Every Friday, we celebrate the weekend — and all the reading and relaxing and daydreaming time ahead — with Melissa's favorite book- and travel-related links of the week. Why work when you can read fun stuff?!
This post is part of our Endnotes series.
That inviting reading room above is in the Portico Library, a neoclassical mecca for bibliophiles, in Manchester, a UNESCO City of Literature. The library opened in 1806 as a gentleman’s lending library. Its collection includes 25,000 books, mostly Victorian-era biographies, travel literature, and historical works. But it’s lauded for its collection of first editions: Charles Dickens, Wilkie Collins, and North and _South by Elizabeth Gaskell, who wrote her groundbreaking novel at a villa across town (now a lovely museum). The Portico regularly hosts excellent bookish events, and there’s a charming café for a tea-and-cake break. This video gives you a really nice look around, and Atlas Obscura has more details. Beautiful as it is, the Portico isn’t the only historical library in town! Manchester also boasts three other breathtaking libraries: Chetham’s Library, the first public library in England, keeping readers in good books since 1653; the Manchester Central Library with a Shakespeare Hall lined with large stained glass windows depicting scenes from the bard’s plays; and John Rylands Institute and Library, a neo-Gothic pile that’s straight out of dark academia — all open to the public for a look around their stacks.
I could not love the word githerments (a collection of curiosities) more, and this post about Edward Gorey’s githerments is a delightful read.

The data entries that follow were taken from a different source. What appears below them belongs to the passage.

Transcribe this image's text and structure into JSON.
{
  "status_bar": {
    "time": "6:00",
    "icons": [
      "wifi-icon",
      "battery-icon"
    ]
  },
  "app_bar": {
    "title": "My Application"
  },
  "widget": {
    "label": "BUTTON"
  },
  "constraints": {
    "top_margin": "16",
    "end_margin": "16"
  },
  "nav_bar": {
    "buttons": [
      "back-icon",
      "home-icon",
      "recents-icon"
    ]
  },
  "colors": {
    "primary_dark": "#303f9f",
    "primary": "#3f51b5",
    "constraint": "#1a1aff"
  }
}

Headline that I couldn’t resist clicking: In This House We Believe in Goblins, Gondal, Björk, and Hildegard of Bingen. The band Mt Flog on making their new album Every Stone Is Green. ‘My friend actually asked me recently which Brontë sister each member of Mt Fog is. I was like, We’re not the sisters, we’re actually long-lost characters from the Brontë sisters’ imagined world of Gondal.’
I’ve been wanting to read the new book The Infamous Gilberts by Angela Tomaski for weeks now. The Guardian calls it ‘a delicious comfort read… A decaying gothic mansion tells the story of the family who once lived there, in this pitch-perfect debut of disappearances, betrayal, and despair.’
Keeping the fantasy vibes going, here are The Best Fairy Books for Adults, recommended by author Jo Walton.
There are tremendously helpful ideas in this NPR chat about deep reading. ‘If you want to remember something you read, like a quote or an idea or even a feeling about a scene or character, write it down.’
Related, from LitHub: What We Lose When We Gamify Reading.
Well, this is really nice. In Japan, tens of thousands of women (in tidy blue suits and matching hats) deliver probiotic milk directly to people’s homes. Meet the Yakult Ladies. ‘In a country grappling with a rapidly ageing population and a deepening loneliness crisis, Yakult Ladies have become an unlikely source of community, helping to reduce the problem of isolation one drop-off at a time.’
This interview with two costumers is a fascinating peek inside how they work.
Neato! Action Comics No. 1 and Captain America Comics No. 1, two of the most valuable and historic comics, have recently found a permanent home at the Smithsonian’s National Museum of American History. The curator is super psyched!
Oh, pretty and poignant… an online archive of vintage postcards where you can read the messages on the back. (Found via Caroline Crampton’s excellent Thursday Thirteen newsletter.)
I refuse to accept this gloom and doom. Decline and Fall: The Rumoured Demise of English Literature. But I do like this: ‘… the complexity of literature can be a draw if taught well. The danger, he says, is reducing the text to some information. It isn’t solely information – it’s teaching us about the complexity of being human. Students are often stunned, he says, by a writer who has found “the most fitting expression possible for a complex and knotty human feeling.
I recently finished a re-read of Anne Brontë’s novel Agnes Grey and, while noodling around afterward, I found this essay about ‘the sister who got there first.’ — ‘Seen as less passionate than Emily, less accomplished than Charlotte, Anne is often overlooked. But her governess Agnes Grey is a clear model for Jane Eyre.’
5 Oscar-Nominated Films That Use Place to Tell Their Stories. Sinners and Frankenstein have such a strong sense of place!
This is a really cool travel service: You tell Pack Up + Go what you like, pick a budget, and they plan a surprise trip for you.
10 Movie Characters Who Look Nothing Like Their Book Counterparts. This is not a problem for me because I don’t care what the book says, I just cast every male character as Viggo Mortensen or Michael Sheen and every female character as Eva Green or Lucy Boynton.
Busted! An otter and heron were caught on video stealing fish from a boat. Go otter! Go heron!
Top image courtesy of Portico Library.